I ran my tongue about my mouth, summoning saliva, lifted my gun and took
my position near the door. With shaking hands, I waited. The din outside
increased as the big guns improved their range, cannon balls landing, shaking
the house, blowing out the windows. We
maintained a steady volley of fire but, step by step, moment by moment, they
grew nearer until I could see their filthy faces, their shredded uniforms and
blood-matted hair.
A great scream
and a figure burst through the door, leaping into the air, legs flying. Time
slowed to reveal the cold hatred of my enemy suspended above me. I saw fear; I saw blood; I saw my
killer. A woman in a nankeen jacket and
baggy trousers, her long tangled hair running like blood over her shoulders, a
torn tunic, a glimpse of breast, a gaping mouth, stretched cheeks, her bayonet
as remorseless as her pity.
I curled
before her, put up my hands to shield my head. ‘Cora!’ I whispered, the name a
hopeless prayer.
***
I opened my
eyes and saw nothing. After a moment I
remembered the wild Frenchwoman, the flash of her blade, the snarl of her red
mouth. I did not think I was dead. I blinked but saw only darkness, heard only
silence. My throat was parched. I tried
to cough but only managed to croak.
A light touch
on my arm, a soft voice, the gleam of a candle.

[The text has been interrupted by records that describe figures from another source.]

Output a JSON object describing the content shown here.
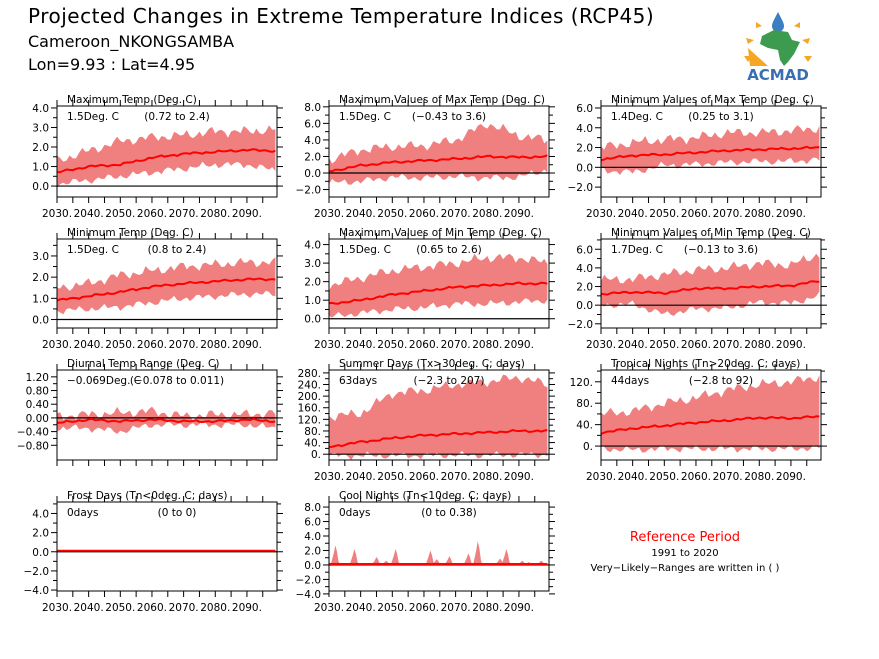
{
  "header": {
    "title": "Projected Changes in Extreme Temperature Indices (RCP45)",
    "location": "Cameroon_NKONGSAMBA",
    "coords": "Lon=9.93 : Lat=4.95"
  },
  "logo": {
    "text": "ACMAD"
  },
  "reference": {
    "title": "Reference Period",
    "period": "1991 to 2020",
    "note": "Very−Likely−Ranges are written in ( )"
  },
  "colors": {
    "mean": "#ff0000",
    "band": "#f08080",
    "zero": "#000000",
    "ref_title": "#ff0000"
  },
  "chart_data": [
    {
      "type": "area",
      "title": "Maximum Temp (Deg. C)",
      "value_label": "1.5Deg. C",
      "range_label": "(0.72 to 2.4)",
      "ylim": [
        -0.56,
        4.1
      ],
      "yticks": [
        0,
        1,
        2,
        3,
        4
      ],
      "ytick_labels": [
        "0.0",
        "1.0",
        "2.0",
        "3.0",
        "4.0"
      ],
      "x": [
        2030,
        2040,
        2050,
        2060,
        2070,
        2080,
        2090,
        2099
      ],
      "mean": [
        0.7,
        1.0,
        1.1,
        1.45,
        1.65,
        1.75,
        1.85,
        1.8
      ],
      "lower": [
        0.1,
        0.3,
        0.5,
        0.7,
        0.9,
        1.1,
        1.1,
        0.8
      ],
      "upper": [
        1.3,
        1.8,
        2.3,
        2.5,
        2.6,
        2.8,
        2.8,
        2.9
      ]
    },
    {
      "type": "area",
      "title": "Maximum Values of Max Temp (Deg. C)",
      "value_label": "1.5Deg. C",
      "range_label": "(−0.43 to 3.6)",
      "ylim": [
        -2.9,
        8.1
      ],
      "yticks": [
        -2,
        0,
        2,
        4,
        6,
        8
      ],
      "ytick_labels": [
        "−2.0",
        "0.0",
        "2.0",
        "4.0",
        "6.0",
        "8.0"
      ],
      "x": [
        2030,
        2040,
        2050,
        2060,
        2070,
        2080,
        2090,
        2099
      ],
      "mean": [
        0.2,
        0.9,
        1.3,
        1.5,
        1.7,
        2.0,
        1.9,
        2.0
      ],
      "lower": [
        -1.2,
        -1.0,
        -0.5,
        -0.6,
        -0.4,
        -0.6,
        -0.5,
        0.4
      ],
      "upper": [
        1.6,
        2.8,
        3.2,
        3.3,
        4.0,
        6.0,
        4.5,
        4.0
      ]
    },
    {
      "type": "area",
      "title": "Minimum Values of Max Temp (Deg. C)",
      "value_label": "1.4Deg. C",
      "range_label": "(0.25 to 3.1)",
      "ylim": [
        -3.0,
        6.2
      ],
      "yticks": [
        -2,
        0,
        2,
        4,
        6
      ],
      "ytick_labels": [
        "−2.0",
        "0.0",
        "2.0",
        "4.0",
        "6.0"
      ],
      "x": [
        2030,
        2040,
        2050,
        2060,
        2070,
        2080,
        2090,
        2099
      ],
      "mean": [
        0.8,
        1.2,
        1.3,
        1.5,
        1.7,
        1.8,
        1.9,
        2.0
      ],
      "lower": [
        -0.3,
        -0.5,
        0.2,
        0.3,
        0.5,
        0.6,
        0.6,
        0.8
      ],
      "upper": [
        2.0,
        2.5,
        2.8,
        3.0,
        3.5,
        3.5,
        3.7,
        4.0
      ]
    },
    {
      "type": "area",
      "title": "Minimum Temp (Deg. C)",
      "value_label": "1.5Deg. C",
      "range_label": "(0.8 to 2.4)",
      "ylim": [
        -0.4,
        3.8
      ],
      "yticks": [
        0,
        1,
        2,
        3
      ],
      "ytick_labels": [
        "0.0",
        "1.0",
        "2.0",
        "3.0"
      ],
      "x": [
        2030,
        2040,
        2050,
        2060,
        2070,
        2080,
        2090,
        2099
      ],
      "mean": [
        0.9,
        1.1,
        1.3,
        1.55,
        1.7,
        1.8,
        1.9,
        1.9
      ],
      "lower": [
        0.4,
        0.5,
        0.6,
        0.8,
        1.0,
        1.1,
        1.2,
        1.2
      ],
      "upper": [
        1.5,
        1.7,
        2.1,
        2.3,
        2.5,
        2.6,
        2.7,
        2.7
      ]
    },
    {
      "type": "area",
      "title": "Maximum Values of Min Temp (Deg. C)",
      "value_label": "1.5Deg. C",
      "range_label": "(0.65 to 2.6)",
      "ylim": [
        -0.5,
        4.3
      ],
      "yticks": [
        0,
        1,
        2,
        3,
        4
      ],
      "ytick_labels": [
        "0.0",
        "1.0",
        "2.0",
        "3.0",
        "4.0"
      ],
      "x": [
        2030,
        2040,
        2050,
        2060,
        2070,
        2080,
        2090,
        2099
      ],
      "mean": [
        0.8,
        1.0,
        1.3,
        1.5,
        1.7,
        1.8,
        1.9,
        1.9
      ],
      "lower": [
        0.1,
        0.3,
        0.5,
        0.6,
        0.8,
        0.8,
        0.9,
        1.0
      ],
      "upper": [
        1.8,
        2.2,
        2.6,
        2.8,
        3.0,
        3.3,
        3.3,
        3.0
      ]
    },
    {
      "type": "area",
      "title": "Minimum Values of Min Temp (Deg. C)",
      "value_label": "1.7Deg. C",
      "range_label": "(−0.13 to 3.6)",
      "ylim": [
        -2.45,
        7.1
      ],
      "yticks": [
        -2,
        0,
        2,
        4,
        6
      ],
      "ytick_labels": [
        "−2.0",
        "0.0",
        "2.0",
        "4.0",
        "6.0"
      ],
      "x": [
        2030,
        2040,
        2050,
        2060,
        2070,
        2080,
        2090,
        2099
      ],
      "mean": [
        1.2,
        1.4,
        1.3,
        1.8,
        1.8,
        2.0,
        2.1,
        2.6
      ],
      "lower": [
        0,
        0.1,
        -1.0,
        -0.4,
        -0.3,
        0.3,
        0.2,
        1.0
      ],
      "upper": [
        2.7,
        2.8,
        3.3,
        3.8,
        4.0,
        4.5,
        4.3,
        5.5
      ]
    },
    {
      "type": "area",
      "title": "Diurnal Temp Range (Deg. C)",
      "value_label": "−0.069Deg. C",
      "range_label": "(−0.078 to 0.011)",
      "ylim": [
        -1.23,
        1.4
      ],
      "yticks": [
        -0.8,
        -0.4,
        0,
        0.4,
        0.8,
        1.2
      ],
      "ytick_labels": [
        "−0.80",
        "−0.40",
        "0.00",
        "0.40",
        "0.80",
        "1.20"
      ],
      "x": [
        2030,
        2040,
        2050,
        2060,
        2070,
        2080,
        2090,
        2099
      ],
      "mean": [
        -0.15,
        -0.05,
        -0.1,
        -0.05,
        -0.1,
        -0.1,
        -0.05,
        -0.1
      ],
      "lower": [
        -0.3,
        -0.3,
        -0.4,
        -0.2,
        -0.2,
        -0.2,
        -0.2,
        -0.3
      ],
      "upper": [
        0.05,
        0.1,
        0.15,
        0.2,
        0.05,
        0.1,
        0.1,
        0.15
      ]
    },
    {
      "type": "area",
      "title": "Summer Days (Tx>30deg. C; days)",
      "value_label": "63days",
      "range_label": "(−2.3 to 207)",
      "ylim": [
        -20,
        290
      ],
      "yticks": [
        0,
        40,
        80,
        120,
        160,
        200,
        240,
        280
      ],
      "ytick_labels": [
        "0.",
        "40.",
        "80.",
        "120.",
        "160.",
        "200.",
        "240.",
        "280."
      ],
      "x": [
        2030,
        2040,
        2050,
        2060,
        2070,
        2080,
        2090,
        2099
      ],
      "mean": [
        25,
        42,
        55,
        65,
        70,
        75,
        80,
        80
      ],
      "lower": [
        -5,
        -5,
        -5,
        -5,
        -3,
        -3,
        -2,
        -2
      ],
      "upper": [
        130,
        140,
        210,
        220,
        240,
        250,
        265,
        240
      ]
    },
    {
      "type": "area",
      "title": "Tropical Nights (Tn>20deg. C; days)",
      "value_label": "44days",
      "range_label": "(−2.8 to 92)",
      "ylim": [
        -26,
        142
      ],
      "yticks": [
        0,
        40,
        80,
        120
      ],
      "ytick_labels": [
        "0.",
        "40.",
        "80.",
        "120."
      ],
      "x": [
        2030,
        2040,
        2050,
        2060,
        2070,
        2080,
        2090,
        2099
      ],
      "mean": [
        25,
        33,
        38,
        44,
        48,
        53,
        52,
        55
      ],
      "lower": [
        -5,
        -7,
        -5,
        -5,
        -5,
        -5,
        -5,
        -3
      ],
      "upper": [
        60,
        65,
        80,
        90,
        105,
        115,
        120,
        130
      ]
    },
    {
      "type": "area",
      "title": "Frost Days (Tn<0deg. C; days)",
      "value_label": "0days",
      "range_label": "(0 to 0)",
      "ylim": [
        -4.1,
        5.2
      ],
      "yticks": [
        -4,
        -2,
        0,
        2,
        4
      ],
      "ytick_labels": [
        "−4.0",
        "−2.0",
        "0.0",
        "2.0",
        "4.0"
      ],
      "x": [
        2030,
        2099
      ],
      "mean": [
        0,
        0
      ],
      "lower": [
        0,
        0
      ],
      "upper": [
        0,
        0
      ]
    },
    {
      "type": "area",
      "title": "Cool Nights (Tn<10deg. C; days)",
      "value_label": "0days",
      "range_label": "(0 to 0.38)",
      "ylim": [
        -3.6,
        8.7
      ],
      "yticks": [
        -4,
        -2,
        0,
        2,
        4,
        6,
        8
      ],
      "ytick_labels": [
        "−4.0",
        "−2.0",
        "0.0",
        "2.0",
        "4.0",
        "6.0",
        "8.0"
      ],
      "x": [
        2030,
        2099
      ],
      "mean": [
        0,
        0
      ],
      "lower": [
        0,
        0
      ],
      "upper": [
        0,
        0
      ],
      "spikes": [
        [
          2032,
          2.7
        ],
        [
          2038,
          2.2
        ],
        [
          2045,
          1.1
        ],
        [
          2048,
          0.6
        ],
        [
          2051,
          2.2
        ],
        [
          2062,
          2.0
        ],
        [
          2064,
          0.8
        ],
        [
          2068,
          1.2
        ],
        [
          2074,
          1.6
        ],
        [
          2077,
          3.3
        ],
        [
          2084,
          0.9
        ],
        [
          2086,
          2.2
        ],
        [
          2091,
          0.6
        ],
        [
          2093,
          0.4
        ],
        [
          2097,
          0.6
        ]
      ]
    }
  ],
  "xticks": [
    2030,
    2040,
    2050,
    2060,
    2070,
    2080,
    2090
  ],
  "xtick_labels": [
    "2030.",
    "2040.",
    "2050.",
    "2060.",
    "2070.",
    "2080.",
    "2090."
  ]
}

She smelt of starch and syrup of figs and, sliding a strong arm beneath
my head, she held a cup to my lips. Water.
When I had taken enough I tried to put up a hand to signal her to stop
but, to my horror, I saw that my arm was no longer there.
She rustled
away, brought the candle closer and let me see the shattered remains of my body
and, when my tears came, she took me onto her starched bosom and let me weep.